With the worldwide application of unlicensed spectrum around 60 GHz, it has become feasible to develop communication systems with data rates in the gigabit/second range. Yet this frequency range poses challenges like high propagation loss, oxygen absorption, high antenna directivity, and limited wall penetration. To overcome these issues, a two-channel, hybrid smart-antenna system operating at the 60-GHz band has been developed by Nuri Celik and Magdy F. Iskander from the University of Hawaii at Manoa with Motorola Labs' Rudy Emrick, Steven J. Franson, and John Holmes.

Research has shown that 60-GHz signals cannot propagate through walls and diffract around objects without significant power losses. Yet such limitations also reduce interference and increase the possibility for frequency reuse. This solution uses several highly directive antennas and selects the highest-power antenna to overcome high propagation losses and provide antenna diversity to combat human shadowing. This system can detect the angle of arrival (AOA) for the incoming signal and adjust its beam pattern accordingly.

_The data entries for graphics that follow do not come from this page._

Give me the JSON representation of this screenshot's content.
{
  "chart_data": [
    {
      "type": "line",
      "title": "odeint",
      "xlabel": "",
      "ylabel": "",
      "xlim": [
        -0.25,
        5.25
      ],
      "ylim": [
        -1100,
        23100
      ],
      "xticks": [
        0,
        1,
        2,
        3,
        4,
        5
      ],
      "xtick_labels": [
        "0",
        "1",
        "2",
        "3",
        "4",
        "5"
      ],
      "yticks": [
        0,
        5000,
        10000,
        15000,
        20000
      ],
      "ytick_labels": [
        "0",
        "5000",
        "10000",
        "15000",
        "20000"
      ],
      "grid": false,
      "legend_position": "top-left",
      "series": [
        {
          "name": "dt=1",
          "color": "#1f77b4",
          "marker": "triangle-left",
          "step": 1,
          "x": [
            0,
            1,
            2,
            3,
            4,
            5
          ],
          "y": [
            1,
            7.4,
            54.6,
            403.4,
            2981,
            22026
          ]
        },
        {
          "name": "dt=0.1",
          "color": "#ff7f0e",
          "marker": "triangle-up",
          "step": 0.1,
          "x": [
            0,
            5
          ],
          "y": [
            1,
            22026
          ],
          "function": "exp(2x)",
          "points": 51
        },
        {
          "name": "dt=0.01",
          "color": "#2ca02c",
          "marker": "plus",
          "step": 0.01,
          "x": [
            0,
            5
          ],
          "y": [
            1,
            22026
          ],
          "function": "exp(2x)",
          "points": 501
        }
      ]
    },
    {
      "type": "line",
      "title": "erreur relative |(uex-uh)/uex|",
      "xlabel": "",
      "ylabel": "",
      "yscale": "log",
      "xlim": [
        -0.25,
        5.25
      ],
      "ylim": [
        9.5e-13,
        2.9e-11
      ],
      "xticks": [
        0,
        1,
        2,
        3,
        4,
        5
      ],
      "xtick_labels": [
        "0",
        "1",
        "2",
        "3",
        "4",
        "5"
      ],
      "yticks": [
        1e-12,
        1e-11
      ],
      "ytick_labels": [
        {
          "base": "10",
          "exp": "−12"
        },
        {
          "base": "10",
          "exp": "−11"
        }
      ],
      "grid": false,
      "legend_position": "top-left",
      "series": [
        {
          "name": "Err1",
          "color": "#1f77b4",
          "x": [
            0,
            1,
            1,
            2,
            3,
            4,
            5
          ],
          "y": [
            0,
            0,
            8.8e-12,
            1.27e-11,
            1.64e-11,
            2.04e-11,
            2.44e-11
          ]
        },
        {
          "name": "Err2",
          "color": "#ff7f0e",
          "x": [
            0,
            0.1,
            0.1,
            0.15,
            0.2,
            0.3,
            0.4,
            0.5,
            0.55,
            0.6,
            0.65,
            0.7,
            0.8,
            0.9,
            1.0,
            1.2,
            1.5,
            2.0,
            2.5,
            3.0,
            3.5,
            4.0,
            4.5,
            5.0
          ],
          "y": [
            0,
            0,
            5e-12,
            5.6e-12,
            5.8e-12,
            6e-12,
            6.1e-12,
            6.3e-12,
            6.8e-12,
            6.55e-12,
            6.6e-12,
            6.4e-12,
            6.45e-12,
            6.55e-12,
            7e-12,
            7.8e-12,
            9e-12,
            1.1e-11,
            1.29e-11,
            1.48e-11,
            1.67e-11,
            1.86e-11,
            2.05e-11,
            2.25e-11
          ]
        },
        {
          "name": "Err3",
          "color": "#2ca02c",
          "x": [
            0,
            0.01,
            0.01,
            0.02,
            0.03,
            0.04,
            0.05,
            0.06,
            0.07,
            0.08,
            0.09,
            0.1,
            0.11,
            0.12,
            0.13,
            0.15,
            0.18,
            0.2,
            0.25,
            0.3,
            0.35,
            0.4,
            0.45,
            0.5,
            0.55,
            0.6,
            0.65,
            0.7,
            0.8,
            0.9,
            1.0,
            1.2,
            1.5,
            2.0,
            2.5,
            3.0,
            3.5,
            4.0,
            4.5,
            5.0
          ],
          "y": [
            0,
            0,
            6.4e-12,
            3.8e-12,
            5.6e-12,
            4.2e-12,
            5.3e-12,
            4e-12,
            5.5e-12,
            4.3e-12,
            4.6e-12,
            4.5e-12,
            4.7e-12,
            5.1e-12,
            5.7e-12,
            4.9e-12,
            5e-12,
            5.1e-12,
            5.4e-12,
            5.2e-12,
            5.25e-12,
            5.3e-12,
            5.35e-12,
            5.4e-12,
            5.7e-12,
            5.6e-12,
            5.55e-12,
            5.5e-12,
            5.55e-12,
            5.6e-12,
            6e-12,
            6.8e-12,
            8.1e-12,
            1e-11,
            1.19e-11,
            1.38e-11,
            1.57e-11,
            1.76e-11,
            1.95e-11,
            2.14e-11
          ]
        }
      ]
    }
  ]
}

The implemented receiver comprises monolithic-microwave-integrated-circuit (MMIC) elements. By selecting the optimal twist angle to help overlap radiation patterns, the fine alignment of the transmit and receive beams is established through beamforming. See "Implementation and Experimental Verification of a Smart Antenna System Operating at 60-GHz Band," IEEE Transactions On Antennas And Propagation, September 2008, p. 2790.